I read these diaries in the interesting context of staying in a writer’s house, the Wallace Stegner House in a small town in Eastend, Saskatchewan. It’s October, and farmers are still harvesting grain, racing against time to get in a big crop. Too much rain, for a change, instead of too little.

Interesting to be here and reading Wallace Stegner and his take on the romanticism of the American west and how distorted and historically inaccurate it is. Now the west is the land of big trucks, big machines, big harvests, big farms and big skies. It’s very hard not to wonder how will this land, and these people, function in the future? How will global warming, the price of oil, the future of food, the price of land, affect them? Most of them have only been here for three or four generations. This new generation, the children of my cousins out here, are in university or working. Very few of them want to be or are farmers.

This land, this economy, these big ranches and fields and grain farms, are all adaptations to the exploitation of gas and oil. None of this will last forever. As Josh Farley, an ecological economist says:

"Before fossil fuels, when humans lived almost exclusively on the energy of contemporary sunlight, one calorie burned by a worker could create 10 calories of food, but now we use 10 calories from oil to create one calorie of food. And remember that the market has no way to account for the disastrous consequences of burning all those fossil fuels.

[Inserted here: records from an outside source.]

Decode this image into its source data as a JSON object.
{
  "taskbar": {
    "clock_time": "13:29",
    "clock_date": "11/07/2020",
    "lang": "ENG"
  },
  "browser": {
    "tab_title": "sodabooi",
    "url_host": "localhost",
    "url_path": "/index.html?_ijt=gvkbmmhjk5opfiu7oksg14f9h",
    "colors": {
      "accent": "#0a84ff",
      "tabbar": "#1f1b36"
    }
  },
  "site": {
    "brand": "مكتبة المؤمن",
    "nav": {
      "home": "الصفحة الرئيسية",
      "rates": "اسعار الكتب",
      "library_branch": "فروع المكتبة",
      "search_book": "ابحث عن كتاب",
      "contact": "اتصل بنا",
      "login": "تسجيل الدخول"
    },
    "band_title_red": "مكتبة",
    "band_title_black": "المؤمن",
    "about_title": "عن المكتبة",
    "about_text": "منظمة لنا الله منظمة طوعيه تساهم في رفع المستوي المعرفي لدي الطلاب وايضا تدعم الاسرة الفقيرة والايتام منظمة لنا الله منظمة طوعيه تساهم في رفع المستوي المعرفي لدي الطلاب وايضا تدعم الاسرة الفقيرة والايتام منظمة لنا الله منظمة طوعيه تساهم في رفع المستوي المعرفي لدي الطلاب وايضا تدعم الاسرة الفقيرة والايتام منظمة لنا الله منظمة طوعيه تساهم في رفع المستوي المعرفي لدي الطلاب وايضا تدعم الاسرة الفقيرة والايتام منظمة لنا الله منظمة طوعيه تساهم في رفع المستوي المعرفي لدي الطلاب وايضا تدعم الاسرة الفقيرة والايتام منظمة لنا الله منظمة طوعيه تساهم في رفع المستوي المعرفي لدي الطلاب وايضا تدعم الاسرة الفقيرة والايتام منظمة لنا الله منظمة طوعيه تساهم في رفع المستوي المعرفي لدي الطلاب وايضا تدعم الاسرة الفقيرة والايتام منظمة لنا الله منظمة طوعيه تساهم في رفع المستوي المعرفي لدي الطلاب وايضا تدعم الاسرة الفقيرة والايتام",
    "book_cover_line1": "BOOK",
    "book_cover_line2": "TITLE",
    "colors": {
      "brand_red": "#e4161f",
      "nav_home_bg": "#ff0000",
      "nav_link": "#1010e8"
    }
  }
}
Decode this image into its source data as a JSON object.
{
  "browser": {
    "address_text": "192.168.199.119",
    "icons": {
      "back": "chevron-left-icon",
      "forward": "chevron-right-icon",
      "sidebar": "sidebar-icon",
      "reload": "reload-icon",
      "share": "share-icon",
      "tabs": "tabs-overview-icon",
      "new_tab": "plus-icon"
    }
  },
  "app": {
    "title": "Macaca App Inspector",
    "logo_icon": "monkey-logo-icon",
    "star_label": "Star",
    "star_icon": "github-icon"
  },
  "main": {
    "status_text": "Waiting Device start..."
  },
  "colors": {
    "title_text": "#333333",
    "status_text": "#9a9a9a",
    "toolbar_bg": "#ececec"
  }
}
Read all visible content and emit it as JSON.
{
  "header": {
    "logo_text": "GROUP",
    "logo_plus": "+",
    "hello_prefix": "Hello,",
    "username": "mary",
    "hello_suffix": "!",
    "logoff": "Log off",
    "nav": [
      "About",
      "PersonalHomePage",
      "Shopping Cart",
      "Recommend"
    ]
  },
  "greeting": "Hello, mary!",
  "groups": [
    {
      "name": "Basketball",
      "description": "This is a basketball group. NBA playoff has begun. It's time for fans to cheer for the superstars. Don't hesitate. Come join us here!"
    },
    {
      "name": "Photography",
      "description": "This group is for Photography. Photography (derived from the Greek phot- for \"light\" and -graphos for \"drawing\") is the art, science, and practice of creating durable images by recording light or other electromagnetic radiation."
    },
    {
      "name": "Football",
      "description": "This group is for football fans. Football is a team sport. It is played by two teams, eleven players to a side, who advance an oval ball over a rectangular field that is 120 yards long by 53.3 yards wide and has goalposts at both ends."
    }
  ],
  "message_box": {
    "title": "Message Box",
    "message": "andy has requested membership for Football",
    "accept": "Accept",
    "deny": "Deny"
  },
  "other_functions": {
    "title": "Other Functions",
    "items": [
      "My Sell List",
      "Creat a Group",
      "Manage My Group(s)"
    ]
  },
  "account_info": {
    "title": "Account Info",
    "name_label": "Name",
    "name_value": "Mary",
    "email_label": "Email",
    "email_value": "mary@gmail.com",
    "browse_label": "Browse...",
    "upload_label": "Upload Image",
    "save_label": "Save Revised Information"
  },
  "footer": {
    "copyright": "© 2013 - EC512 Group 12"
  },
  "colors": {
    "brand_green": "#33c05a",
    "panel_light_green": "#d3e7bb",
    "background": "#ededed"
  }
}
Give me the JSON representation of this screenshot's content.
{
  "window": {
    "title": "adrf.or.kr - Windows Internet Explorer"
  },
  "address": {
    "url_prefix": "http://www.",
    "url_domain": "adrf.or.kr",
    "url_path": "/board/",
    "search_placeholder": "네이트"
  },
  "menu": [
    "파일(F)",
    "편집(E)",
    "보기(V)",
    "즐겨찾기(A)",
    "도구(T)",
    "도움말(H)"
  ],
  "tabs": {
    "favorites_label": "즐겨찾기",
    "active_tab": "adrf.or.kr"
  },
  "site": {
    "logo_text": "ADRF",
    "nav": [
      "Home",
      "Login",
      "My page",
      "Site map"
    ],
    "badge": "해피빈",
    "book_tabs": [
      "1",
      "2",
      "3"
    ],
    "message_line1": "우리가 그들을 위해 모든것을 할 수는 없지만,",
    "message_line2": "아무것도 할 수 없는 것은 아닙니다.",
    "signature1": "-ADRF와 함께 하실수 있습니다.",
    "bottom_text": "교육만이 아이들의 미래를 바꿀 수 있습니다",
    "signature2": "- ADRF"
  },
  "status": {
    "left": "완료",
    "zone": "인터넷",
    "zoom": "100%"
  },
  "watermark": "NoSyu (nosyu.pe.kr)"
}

And we’re increasingly dependent on non-renewable resources for the food we need to live.””

The land here is beautiful and productive but it has also changed before and will change again.
Near Stegner House is a museum containing dinosaur bones that were found near here, laid down 65 million years ago when big parts of North American were under water and the rest was a lush jungle.

And yet people are smart, and adaptable, and the land has always called people to be farmers. People who feel they belong to this place will adapt, I hope. It was wonderful to spend time with my family here; they know this land in a way I never could and they showed me their parts of it and their understanding of it. If they ever come to my part of the world, could I show them how I now belong there? And what would they then see and understand about me?

3 comments:

  1. how lovely your sharing these family memories of 'rural canada'. i have my grandmothers diaries and a video i made of her before her death at 98 years. she was a 15 year old irish girl who was sent to canada with a wave of other children during the potato famine. her stories inspire me, as has this one lu!